George Washington Papers

To George Washington from the New Hampshire Committee of Safety, 11 October 1775

From the New Hampshire Committee of Safety

Colony of New Hampshire In Committee of Safety
for said Colony [Exeter] Octr 11th 1775


The Committee of Safety for the Town of Portsmouth have represented to us that the Ship Prince George Capt. Richard Emms Master from Bristol bound to Boston with Provisions for the Army there, is now in their Port & in their Custody, that they had represented the Matter to your Excellency, & that You had desired the whole Cargo might be forwarded to the Army under Your Command1—This Colony have upward of a hundred Soldiers stationed at the Batteries erecting in our Port, and often Two hundred more in a Day from the Country working on the Batteries and there is not, nor has there been for some Weeks past a single Barrel of Flour to be purchased with in this Colony: We therefore thinking it necessary for the Promotion of the Common Cause have ordered a hundred Barrels of the Flour to be taken for the use of the said Soldiers, & doubt not it will Meet with Yr Excellency’s Approbation—And as the Town of Portsmouth is in great want of Bread, we should be exceeding glad if the Circumstances of the Army will admit of it, that about Five hundred Barrels of the Flour might be sold to the Inhabitants of said Portsmouth & the Money deposited in the hands of some faithful Person until the Determination of the Continental Congress relative to the said Cargo may be known.

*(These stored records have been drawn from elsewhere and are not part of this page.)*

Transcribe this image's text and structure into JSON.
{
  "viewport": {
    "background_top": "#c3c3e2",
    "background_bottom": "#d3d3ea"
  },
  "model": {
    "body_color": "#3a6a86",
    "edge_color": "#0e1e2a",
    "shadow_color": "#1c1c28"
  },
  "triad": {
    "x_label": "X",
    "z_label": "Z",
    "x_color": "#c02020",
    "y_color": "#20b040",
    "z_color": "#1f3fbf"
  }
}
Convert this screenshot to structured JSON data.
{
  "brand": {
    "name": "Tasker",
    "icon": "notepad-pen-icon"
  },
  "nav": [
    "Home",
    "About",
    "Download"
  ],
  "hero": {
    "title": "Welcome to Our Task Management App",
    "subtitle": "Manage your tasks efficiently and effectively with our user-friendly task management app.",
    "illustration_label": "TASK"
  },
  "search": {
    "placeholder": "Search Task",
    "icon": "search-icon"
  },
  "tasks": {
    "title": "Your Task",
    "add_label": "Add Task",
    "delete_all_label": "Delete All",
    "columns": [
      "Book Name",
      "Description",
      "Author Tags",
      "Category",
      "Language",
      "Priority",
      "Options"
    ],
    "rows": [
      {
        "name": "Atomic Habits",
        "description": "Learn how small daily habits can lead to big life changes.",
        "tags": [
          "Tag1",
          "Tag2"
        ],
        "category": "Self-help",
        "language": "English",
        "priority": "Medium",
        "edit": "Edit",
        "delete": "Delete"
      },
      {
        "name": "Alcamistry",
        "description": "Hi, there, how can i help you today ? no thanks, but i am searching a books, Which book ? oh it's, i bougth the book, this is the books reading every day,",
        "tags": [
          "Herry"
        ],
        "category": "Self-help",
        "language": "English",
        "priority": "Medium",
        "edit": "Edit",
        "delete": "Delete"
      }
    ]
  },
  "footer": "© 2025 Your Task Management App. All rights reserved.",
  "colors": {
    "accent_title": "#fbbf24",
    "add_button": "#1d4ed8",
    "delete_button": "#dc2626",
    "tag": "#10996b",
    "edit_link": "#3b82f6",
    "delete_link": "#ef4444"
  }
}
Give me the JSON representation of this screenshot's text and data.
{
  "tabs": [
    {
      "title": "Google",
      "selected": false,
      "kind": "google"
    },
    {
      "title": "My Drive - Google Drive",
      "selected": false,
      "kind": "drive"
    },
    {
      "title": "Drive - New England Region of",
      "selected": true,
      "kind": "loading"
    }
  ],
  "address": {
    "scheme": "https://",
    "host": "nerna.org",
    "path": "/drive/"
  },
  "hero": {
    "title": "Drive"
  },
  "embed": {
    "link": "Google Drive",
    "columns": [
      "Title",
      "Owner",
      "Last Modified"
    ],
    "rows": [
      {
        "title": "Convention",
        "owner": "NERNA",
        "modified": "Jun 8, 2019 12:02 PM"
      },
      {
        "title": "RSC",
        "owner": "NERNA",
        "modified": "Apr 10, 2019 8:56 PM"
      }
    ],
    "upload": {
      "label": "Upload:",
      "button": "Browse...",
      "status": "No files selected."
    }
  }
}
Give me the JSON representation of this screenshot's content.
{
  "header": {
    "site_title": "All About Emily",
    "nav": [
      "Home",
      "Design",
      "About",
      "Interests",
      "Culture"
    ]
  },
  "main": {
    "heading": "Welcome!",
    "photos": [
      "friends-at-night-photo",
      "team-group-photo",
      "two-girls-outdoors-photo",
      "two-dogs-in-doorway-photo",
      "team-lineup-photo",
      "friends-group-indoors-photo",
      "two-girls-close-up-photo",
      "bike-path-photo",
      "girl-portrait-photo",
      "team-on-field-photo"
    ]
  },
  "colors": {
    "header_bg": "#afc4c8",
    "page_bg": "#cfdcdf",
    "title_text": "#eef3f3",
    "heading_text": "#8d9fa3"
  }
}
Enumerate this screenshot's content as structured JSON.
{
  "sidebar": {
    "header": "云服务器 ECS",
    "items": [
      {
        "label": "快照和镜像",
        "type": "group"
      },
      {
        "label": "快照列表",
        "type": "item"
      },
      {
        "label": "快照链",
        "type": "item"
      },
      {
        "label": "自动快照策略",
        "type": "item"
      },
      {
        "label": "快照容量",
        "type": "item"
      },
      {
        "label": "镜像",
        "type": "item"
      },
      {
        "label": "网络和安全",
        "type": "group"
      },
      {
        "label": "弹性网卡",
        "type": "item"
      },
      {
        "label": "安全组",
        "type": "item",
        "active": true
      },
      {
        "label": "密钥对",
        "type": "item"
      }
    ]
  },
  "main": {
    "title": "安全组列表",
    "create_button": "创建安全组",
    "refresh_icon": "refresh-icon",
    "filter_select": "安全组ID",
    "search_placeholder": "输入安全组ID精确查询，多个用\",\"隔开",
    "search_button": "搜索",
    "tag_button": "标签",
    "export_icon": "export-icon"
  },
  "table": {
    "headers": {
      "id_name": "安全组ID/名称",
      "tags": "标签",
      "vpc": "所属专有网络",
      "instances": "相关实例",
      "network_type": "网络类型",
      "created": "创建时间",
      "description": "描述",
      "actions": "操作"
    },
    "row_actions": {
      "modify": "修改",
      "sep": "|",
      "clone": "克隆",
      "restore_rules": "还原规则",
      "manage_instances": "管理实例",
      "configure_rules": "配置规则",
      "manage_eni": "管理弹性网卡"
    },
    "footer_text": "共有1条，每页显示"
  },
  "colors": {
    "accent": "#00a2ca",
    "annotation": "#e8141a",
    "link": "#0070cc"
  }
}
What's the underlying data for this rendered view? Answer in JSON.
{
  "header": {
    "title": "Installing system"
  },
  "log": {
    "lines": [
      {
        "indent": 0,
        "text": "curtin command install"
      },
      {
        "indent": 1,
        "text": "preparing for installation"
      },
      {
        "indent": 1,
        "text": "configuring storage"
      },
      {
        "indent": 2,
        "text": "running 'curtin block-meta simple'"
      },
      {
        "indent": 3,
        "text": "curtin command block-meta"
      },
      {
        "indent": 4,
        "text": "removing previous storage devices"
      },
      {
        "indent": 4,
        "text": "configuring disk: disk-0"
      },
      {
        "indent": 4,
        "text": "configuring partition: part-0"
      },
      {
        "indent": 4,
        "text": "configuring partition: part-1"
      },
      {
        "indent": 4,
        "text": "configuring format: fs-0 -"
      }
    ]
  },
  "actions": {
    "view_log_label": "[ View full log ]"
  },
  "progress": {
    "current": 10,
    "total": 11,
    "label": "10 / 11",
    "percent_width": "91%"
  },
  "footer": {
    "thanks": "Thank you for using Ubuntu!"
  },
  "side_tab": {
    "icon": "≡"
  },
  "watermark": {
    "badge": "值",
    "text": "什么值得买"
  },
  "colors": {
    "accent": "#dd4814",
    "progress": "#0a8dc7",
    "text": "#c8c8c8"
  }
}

The Sailors appear to be pleased with the Capture, but are uneasy about their Wages, & we would request your opinion whether or not they should be paid by the Sale of some Part of the Cargo.

We would also propose to your Excellencys Consideration whether the transporting the Flour round Cape Ann will not be dangerous; We conceive it more prudent to convey it in Small Vessels to Ipswich, tho the Land Carriage from thence is further than from Marblehead than to risque it round the Cape.

Your Excellencys Sentiments on these Matters will much Oblige us.2 In behalf of the Committee I am Yr Excellencys Most Obedient humble Servt

Wm Whipple

Cha[irma]n P.T.3

LS, in William Whipple’s writing, DLC:GW.

1See the Portsmouth Committee of Safety to GW, 2 and 9 Oct., and GW to the Portsmouth Committee of Safety, 5 Oct. 1775. The Portsmouth committee of safety’s letter to the New Hampshire committee of safety, dated 7 Oct., is in Bouton, N.H. Provincial Papers description begins Nathaniel Bouton, ed. Provincial Papers. Documents and Records Relating to the Province of New-Hampshire, from 1764 to 1776 . . .. In New Hampshire Provincial and State Papers, vol. 7. 1873. Reprint. New York, 1973. description ends , 7:618.

3William Whipple (1730–1785), a merchant from Portsmouth, became a colonel of the colony’s militia on 24 Aug. 1775 and sat in the Continental Congress from February 1776 to September 1779.